Asma Jahangir has a redoubtable and well-earned reputation as a champion of human rights. Most recently, she has garnered much praise for her criticism of the Supreme Court’s decision to set up a commission on memogate. I yield to no one in my admiration of Madam Jahangir’s courage; but she is wrong in this case.
To briefly recap the memogate issues, an article appeared in the foreign press in which one Mansoor Ijaz claimed to have handed over a memo dictated by Husain Haqqani — Pakistan’s then ambassador to the United States — to Admiral Mike Mullen, the then head of the US armed services. Mr Ijaz has further said that the memo was given to him on the basis that it represented the sentiments of Asif Ali Zardari, the president of Pakistan.
The memogate scandal — as this imbroglio has been dubbed — wound up in the Supreme Court courtesy of a petition filed directly by Mian Nawaz Sharif under Article 184(3) of the Constitution seeking an impartial probe into the alleged scandal. The petition was resisted by Husain Haqqani as well as the Federation of Pakistan mainly on the grounds that the Supreme Court lacked jurisdiction. On December 30, 2011, the Supreme Court rejected the maintainability arguments and instead issued a short order directing the formation of a three-member commission composed of the chief justices of the Sindh, Islamabad and Balochistan High Courts to “ascertain the origin, authenticity and purpose of creating/drafting” the alleged memo.

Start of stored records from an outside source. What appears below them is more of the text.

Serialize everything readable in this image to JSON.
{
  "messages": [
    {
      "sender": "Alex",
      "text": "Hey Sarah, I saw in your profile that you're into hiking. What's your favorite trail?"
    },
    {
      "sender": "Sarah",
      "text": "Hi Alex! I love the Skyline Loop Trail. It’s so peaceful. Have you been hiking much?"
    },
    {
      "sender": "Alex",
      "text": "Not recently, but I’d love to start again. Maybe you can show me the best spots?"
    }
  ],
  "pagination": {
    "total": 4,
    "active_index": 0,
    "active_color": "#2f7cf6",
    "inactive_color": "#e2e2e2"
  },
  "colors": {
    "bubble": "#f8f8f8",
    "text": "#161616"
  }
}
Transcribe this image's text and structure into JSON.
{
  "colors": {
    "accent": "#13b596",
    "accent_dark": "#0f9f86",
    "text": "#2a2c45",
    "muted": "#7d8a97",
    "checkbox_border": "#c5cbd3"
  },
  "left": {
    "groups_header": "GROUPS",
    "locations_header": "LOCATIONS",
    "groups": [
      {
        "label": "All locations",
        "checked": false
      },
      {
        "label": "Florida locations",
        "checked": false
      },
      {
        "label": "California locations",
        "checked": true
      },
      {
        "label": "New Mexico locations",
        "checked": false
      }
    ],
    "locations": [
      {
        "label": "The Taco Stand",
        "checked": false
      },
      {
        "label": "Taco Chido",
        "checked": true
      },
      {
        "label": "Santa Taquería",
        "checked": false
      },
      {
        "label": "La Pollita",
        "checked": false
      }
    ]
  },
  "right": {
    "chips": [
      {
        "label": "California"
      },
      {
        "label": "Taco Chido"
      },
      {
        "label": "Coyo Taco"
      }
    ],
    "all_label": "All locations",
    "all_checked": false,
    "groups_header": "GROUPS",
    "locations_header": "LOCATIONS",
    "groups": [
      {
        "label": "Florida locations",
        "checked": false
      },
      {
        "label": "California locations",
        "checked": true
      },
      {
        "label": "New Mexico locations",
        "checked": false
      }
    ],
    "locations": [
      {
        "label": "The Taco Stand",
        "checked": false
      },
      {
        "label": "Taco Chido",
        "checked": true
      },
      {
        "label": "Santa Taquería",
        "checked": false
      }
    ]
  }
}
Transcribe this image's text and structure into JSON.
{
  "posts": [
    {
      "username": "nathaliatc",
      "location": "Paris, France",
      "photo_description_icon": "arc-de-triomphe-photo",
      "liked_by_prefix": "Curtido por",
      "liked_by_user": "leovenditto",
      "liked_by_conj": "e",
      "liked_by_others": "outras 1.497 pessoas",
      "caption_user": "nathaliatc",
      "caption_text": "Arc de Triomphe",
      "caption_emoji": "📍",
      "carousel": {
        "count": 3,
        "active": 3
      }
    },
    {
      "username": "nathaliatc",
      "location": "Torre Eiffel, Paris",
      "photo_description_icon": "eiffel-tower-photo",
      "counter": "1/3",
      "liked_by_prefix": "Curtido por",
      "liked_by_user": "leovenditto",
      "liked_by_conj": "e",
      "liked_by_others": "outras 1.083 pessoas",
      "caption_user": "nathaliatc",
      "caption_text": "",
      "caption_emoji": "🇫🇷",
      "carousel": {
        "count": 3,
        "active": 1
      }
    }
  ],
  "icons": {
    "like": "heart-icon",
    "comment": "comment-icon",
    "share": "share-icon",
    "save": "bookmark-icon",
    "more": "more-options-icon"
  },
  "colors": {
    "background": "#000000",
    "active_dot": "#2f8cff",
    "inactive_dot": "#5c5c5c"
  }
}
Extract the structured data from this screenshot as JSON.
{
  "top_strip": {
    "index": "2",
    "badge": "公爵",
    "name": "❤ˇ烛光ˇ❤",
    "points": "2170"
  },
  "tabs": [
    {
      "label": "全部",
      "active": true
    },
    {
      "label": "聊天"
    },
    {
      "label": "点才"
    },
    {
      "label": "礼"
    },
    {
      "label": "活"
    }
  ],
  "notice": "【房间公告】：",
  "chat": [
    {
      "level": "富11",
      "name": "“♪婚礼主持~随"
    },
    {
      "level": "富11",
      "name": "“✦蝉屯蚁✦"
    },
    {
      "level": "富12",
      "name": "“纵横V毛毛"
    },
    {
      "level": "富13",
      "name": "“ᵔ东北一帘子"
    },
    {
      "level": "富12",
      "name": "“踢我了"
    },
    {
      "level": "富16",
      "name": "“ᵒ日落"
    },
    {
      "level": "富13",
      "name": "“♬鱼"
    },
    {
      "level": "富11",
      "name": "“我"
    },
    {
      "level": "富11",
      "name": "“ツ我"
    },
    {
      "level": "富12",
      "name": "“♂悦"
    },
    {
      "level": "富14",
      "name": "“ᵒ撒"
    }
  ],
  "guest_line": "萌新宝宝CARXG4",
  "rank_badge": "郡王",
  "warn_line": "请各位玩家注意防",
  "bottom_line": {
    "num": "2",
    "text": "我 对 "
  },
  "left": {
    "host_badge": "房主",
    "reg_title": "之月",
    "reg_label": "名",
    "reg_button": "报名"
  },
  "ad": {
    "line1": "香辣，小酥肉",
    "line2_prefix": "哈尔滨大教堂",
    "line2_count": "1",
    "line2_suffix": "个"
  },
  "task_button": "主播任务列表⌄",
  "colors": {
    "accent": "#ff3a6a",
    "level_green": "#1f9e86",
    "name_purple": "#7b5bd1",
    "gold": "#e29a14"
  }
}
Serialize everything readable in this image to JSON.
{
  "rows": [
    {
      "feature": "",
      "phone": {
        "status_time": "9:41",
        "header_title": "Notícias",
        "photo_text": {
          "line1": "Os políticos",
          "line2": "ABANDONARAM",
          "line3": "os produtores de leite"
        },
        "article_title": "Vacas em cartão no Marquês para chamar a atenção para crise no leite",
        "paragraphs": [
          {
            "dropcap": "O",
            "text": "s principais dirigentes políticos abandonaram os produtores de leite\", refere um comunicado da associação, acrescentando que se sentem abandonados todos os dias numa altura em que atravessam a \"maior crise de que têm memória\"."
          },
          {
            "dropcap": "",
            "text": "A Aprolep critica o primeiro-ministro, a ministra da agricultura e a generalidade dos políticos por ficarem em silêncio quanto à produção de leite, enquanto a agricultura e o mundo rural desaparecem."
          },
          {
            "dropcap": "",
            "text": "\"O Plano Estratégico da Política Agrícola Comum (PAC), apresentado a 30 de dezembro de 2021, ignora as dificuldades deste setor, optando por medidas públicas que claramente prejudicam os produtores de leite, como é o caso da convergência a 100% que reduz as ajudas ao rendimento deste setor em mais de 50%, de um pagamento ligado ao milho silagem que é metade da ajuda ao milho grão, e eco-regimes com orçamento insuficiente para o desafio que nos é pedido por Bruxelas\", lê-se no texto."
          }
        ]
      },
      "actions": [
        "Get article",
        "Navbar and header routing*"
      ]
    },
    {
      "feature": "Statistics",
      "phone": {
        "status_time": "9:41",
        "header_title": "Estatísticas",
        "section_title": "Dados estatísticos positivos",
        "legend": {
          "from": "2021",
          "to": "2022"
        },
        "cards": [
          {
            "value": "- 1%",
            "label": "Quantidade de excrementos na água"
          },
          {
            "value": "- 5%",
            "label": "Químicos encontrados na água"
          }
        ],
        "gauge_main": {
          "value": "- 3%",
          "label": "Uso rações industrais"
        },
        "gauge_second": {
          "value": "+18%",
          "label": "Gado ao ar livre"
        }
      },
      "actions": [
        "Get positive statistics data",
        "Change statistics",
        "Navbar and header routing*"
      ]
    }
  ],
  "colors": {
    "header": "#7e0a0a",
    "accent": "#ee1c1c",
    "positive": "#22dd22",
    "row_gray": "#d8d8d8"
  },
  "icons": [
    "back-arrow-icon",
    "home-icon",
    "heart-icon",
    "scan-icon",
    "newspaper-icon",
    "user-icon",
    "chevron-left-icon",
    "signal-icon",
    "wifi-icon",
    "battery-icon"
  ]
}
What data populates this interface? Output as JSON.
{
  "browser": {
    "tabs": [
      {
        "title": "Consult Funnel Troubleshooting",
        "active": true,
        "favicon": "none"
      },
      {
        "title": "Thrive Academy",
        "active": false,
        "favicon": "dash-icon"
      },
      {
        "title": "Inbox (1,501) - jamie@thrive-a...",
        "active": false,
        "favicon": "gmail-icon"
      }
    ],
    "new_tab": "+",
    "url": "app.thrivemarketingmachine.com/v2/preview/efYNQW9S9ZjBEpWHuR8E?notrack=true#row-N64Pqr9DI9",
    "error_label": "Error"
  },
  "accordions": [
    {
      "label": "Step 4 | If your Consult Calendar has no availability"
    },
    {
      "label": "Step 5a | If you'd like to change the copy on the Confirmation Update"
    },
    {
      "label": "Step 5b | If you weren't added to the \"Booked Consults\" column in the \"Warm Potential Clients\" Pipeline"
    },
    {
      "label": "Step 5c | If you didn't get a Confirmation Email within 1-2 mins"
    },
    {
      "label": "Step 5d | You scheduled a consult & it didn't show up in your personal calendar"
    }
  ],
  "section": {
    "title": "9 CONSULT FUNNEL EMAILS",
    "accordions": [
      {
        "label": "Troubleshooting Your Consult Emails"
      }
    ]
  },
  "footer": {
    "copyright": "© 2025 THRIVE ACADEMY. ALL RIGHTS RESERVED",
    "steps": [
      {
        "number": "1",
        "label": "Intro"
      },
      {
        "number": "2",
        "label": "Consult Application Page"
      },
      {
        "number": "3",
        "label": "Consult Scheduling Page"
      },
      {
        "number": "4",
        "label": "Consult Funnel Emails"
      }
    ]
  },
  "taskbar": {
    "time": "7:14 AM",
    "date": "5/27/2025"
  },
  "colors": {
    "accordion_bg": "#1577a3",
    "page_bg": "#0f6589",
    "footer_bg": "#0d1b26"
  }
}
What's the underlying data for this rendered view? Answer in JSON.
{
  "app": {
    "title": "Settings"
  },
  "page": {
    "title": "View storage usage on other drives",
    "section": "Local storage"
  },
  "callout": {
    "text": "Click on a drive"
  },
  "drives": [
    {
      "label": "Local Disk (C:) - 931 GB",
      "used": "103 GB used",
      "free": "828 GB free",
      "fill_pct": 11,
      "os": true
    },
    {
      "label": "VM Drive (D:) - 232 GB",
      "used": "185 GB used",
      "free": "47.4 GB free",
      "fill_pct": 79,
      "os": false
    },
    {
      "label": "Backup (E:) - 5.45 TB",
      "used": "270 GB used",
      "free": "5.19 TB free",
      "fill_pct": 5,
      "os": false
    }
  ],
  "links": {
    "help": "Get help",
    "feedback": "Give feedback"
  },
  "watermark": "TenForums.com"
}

Asma Jahangir’s response to the short order has not held back any punches. According to news reports, she stated that this was one of the darkest days in the history of the judiciary. She further alleged that the nine judges of the Supreme Court were acting under the influence of the security establishment. Finally, she has announced her resignation as counsel for Husain Haqqani on the basis that she lacked all confidence in the judiciary.
Let me first begin by saying that Asma’s views should not be treated as constituting contempt of court. The Supreme Court of Pakistan now occupies a central role in Pakistan’s politics and it cannot both simultaneously seek to hold centre stage and demand that it be immune from all criticism. The standard response to this from the judges is that criticism must be moderate. I disagree; the very essence of criticism is that it must be allowed to be immoderate, otherwise there is too great a danger of it becoming stifled. I obviously disagree with Asma’s views but I certainly believe in her right to express them as freely as she wants.
Having said that, let us now go back to the underlying issue. So far as I understand, the fundamental argument advanced by Asma on behalf of Husain Haqqani was that the matter did not fall within the original jurisdiction of the Supreme Court under Article 184(3) (which provides that the court may directly hear a matter if it is a matter of public importance relating to the enforcement of fundamental rights.)
Let us look at those two requirements separately. So far as the issue of public importance is concerned, it was conceded by Asma that if the memo had actually been delivered on behalf of the president then the president would be liable to be impeached. Self-evidently, the authenticity of a document capable of justifying the impeachment of the president is a matter of public importance.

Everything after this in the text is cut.